Jaksa Agung : Pelaku Pungli Akan Dijerat Pasal Pemerasan

Rabu, 10 Januari 2018 21:34 WITA

Card image

Jaksa Agung HM Prasetyo

Males Baca?

MCWNews - Jakarta | Maraknya kasus pungutan liar atau pungli yang terjadi hampir di seluruh pelosok negeri membuat Jaksa Agung HM Prasetyo mengkaji ulang kasus pungli untuk dikenakan pasal pemerasan, bukan lagi pasal korupsi. Menurutnya kasus korupsi harus disidangkan di Ibu Kota Provinsi sehingga menyulitkan aparat penegak hukum di pelosok daerah.

"Kami sedang berpikir apakah kasus seperti ini bisa dinyatakan sebagai pemerasan sehingga itu bisa cukup dikenakan KUHP saja. Yang dikenakan hanya yang meminta, atau yang memeras. Ini sedang kita coba kita formulasikan apakah mungkin menerapkan itu," ujar Prasetyo di kantornya, Jakarta, Selasa (9/1) lalu. 

Prasetyo menilai kajian tersebut muncul karena jumlah uang kerugian akibat pungli kecil. Sementara untuk menyidangkan perkara pungli jika pungli masuk kategori kasus korupsi maka harus disidangkan di Ibu Kota provinsi karena Pengadilan Negeri Tipikor hanya ada di tingkat provinsi.

"Misalnya, kita mengalami persoalan di bidang biaya operasional. Kalau perkara saber pungli dinyatakan sebagai korupsi, saya nggak tahu bagaimana penyelesaiannya nanti ketika jumlahnya cukup banyak," imbuh Prasetyo. 

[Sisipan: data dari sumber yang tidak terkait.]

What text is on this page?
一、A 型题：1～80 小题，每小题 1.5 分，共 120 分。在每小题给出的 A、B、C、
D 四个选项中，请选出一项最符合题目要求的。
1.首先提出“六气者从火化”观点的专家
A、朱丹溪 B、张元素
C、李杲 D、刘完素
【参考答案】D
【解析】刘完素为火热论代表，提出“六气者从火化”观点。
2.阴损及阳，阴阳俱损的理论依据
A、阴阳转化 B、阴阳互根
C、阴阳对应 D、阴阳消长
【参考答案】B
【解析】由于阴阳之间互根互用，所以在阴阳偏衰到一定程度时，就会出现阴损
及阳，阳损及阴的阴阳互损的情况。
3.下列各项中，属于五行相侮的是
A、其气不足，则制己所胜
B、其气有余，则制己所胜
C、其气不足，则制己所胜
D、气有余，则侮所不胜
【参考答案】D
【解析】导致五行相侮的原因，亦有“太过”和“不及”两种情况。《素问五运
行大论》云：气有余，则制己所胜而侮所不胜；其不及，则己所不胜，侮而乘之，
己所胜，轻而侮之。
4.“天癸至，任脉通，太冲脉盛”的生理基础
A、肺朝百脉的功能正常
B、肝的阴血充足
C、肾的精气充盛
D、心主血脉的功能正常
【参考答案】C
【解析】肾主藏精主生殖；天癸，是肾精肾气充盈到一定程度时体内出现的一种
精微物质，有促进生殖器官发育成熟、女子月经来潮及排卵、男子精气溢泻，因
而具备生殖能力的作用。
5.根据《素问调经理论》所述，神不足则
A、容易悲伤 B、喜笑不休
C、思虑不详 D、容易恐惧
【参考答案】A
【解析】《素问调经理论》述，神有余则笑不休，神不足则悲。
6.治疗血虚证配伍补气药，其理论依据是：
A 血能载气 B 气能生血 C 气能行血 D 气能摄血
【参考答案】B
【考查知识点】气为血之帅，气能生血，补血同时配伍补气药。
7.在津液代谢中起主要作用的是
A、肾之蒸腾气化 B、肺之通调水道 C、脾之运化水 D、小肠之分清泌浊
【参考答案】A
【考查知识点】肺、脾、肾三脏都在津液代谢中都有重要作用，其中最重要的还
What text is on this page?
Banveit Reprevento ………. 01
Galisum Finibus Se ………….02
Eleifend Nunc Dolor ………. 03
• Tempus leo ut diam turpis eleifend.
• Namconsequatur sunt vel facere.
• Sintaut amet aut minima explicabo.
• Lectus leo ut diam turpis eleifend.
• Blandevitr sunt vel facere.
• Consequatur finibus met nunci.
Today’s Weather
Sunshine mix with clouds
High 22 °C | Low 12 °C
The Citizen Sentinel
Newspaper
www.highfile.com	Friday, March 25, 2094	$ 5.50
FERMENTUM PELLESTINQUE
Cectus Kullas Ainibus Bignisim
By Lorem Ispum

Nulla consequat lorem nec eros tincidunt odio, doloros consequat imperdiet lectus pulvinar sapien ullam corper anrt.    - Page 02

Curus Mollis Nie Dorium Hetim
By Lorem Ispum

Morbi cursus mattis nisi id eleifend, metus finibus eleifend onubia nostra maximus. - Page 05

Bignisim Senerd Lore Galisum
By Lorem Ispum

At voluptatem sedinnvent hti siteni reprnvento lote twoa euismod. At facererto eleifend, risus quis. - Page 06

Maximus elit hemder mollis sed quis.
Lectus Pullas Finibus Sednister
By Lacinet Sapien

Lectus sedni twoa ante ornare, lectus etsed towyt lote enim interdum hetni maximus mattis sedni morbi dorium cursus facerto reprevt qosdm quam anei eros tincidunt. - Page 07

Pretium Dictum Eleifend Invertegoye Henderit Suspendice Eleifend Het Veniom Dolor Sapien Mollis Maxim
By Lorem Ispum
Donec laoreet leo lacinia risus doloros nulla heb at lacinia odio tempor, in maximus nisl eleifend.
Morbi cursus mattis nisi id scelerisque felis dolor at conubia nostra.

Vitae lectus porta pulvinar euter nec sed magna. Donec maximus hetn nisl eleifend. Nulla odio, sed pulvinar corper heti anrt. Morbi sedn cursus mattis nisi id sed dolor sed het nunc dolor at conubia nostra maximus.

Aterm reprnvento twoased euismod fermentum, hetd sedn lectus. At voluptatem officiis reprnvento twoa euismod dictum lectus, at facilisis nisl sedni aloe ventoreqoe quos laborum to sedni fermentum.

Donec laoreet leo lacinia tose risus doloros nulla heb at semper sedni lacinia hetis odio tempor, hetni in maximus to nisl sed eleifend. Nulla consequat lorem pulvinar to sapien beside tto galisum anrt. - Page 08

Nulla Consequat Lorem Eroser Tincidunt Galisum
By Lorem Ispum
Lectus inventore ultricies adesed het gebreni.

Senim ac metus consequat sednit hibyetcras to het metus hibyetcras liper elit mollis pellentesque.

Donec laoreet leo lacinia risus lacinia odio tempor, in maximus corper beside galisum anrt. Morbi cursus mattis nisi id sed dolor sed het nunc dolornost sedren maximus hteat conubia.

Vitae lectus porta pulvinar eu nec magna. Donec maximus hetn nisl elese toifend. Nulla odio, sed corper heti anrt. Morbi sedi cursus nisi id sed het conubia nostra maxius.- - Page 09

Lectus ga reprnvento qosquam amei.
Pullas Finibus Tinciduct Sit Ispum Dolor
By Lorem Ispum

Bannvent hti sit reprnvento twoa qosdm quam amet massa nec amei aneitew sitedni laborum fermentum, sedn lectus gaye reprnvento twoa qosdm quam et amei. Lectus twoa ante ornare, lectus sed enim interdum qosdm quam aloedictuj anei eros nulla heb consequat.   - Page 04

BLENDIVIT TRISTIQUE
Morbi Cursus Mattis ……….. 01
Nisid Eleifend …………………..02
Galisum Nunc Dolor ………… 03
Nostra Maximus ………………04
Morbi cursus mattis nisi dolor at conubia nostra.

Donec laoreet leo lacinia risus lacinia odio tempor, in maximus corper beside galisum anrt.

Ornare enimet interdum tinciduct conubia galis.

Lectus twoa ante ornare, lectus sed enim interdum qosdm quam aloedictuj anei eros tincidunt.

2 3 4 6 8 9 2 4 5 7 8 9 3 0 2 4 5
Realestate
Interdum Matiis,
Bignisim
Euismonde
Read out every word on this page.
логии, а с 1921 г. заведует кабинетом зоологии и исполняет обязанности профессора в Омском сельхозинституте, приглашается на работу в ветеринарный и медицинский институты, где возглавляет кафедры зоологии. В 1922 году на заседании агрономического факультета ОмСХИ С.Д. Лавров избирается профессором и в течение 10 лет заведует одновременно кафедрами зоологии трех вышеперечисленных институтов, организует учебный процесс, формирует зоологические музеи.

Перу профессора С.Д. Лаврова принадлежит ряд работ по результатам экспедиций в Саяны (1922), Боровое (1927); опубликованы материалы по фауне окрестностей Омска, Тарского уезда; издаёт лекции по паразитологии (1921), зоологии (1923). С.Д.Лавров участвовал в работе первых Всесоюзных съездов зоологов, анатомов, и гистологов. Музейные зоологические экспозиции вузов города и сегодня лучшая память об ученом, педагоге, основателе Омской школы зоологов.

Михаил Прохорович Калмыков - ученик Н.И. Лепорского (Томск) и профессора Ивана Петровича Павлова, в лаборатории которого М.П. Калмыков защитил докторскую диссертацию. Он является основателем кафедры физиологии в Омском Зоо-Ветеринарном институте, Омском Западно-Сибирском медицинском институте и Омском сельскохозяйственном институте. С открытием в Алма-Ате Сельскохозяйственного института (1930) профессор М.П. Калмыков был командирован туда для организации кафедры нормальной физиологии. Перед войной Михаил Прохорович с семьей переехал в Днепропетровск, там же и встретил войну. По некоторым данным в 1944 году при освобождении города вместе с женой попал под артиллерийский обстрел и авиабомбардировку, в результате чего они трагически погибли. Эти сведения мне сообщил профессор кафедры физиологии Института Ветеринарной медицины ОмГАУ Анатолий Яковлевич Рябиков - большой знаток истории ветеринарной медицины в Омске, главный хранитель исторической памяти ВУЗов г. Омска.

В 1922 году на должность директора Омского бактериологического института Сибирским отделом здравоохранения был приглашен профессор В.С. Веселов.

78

"Kita perlu tahu bahwa perkara korupsi, penanganannya hanya bisa dilakukan di Ibu kota provinsi. Bagaimana kalau hasil saber pungli di Merauke jumlahnya Rp 60 ribu sidangnya harus di Jayapura? Kalau saber pungli di Nias sana jumlahnya Rp 1 juta sidangnya harus di Medan? Bagaimana kalau saber pungli di Cilacap jumlahnya Rp 500 ribu sidangnya harus di Semarang? Ini problem yang kita hadapi saat ini," sambungnya. 

Pihaknya meminta agar penegak hukum memisahkan apa yang dimaksud dengan suap dan pungli. Menurutnya pungli adalah orang yang aktif meminta dengan paksa berbeda dengan korupsi yang kedua pihak sepakat bekerjasama. 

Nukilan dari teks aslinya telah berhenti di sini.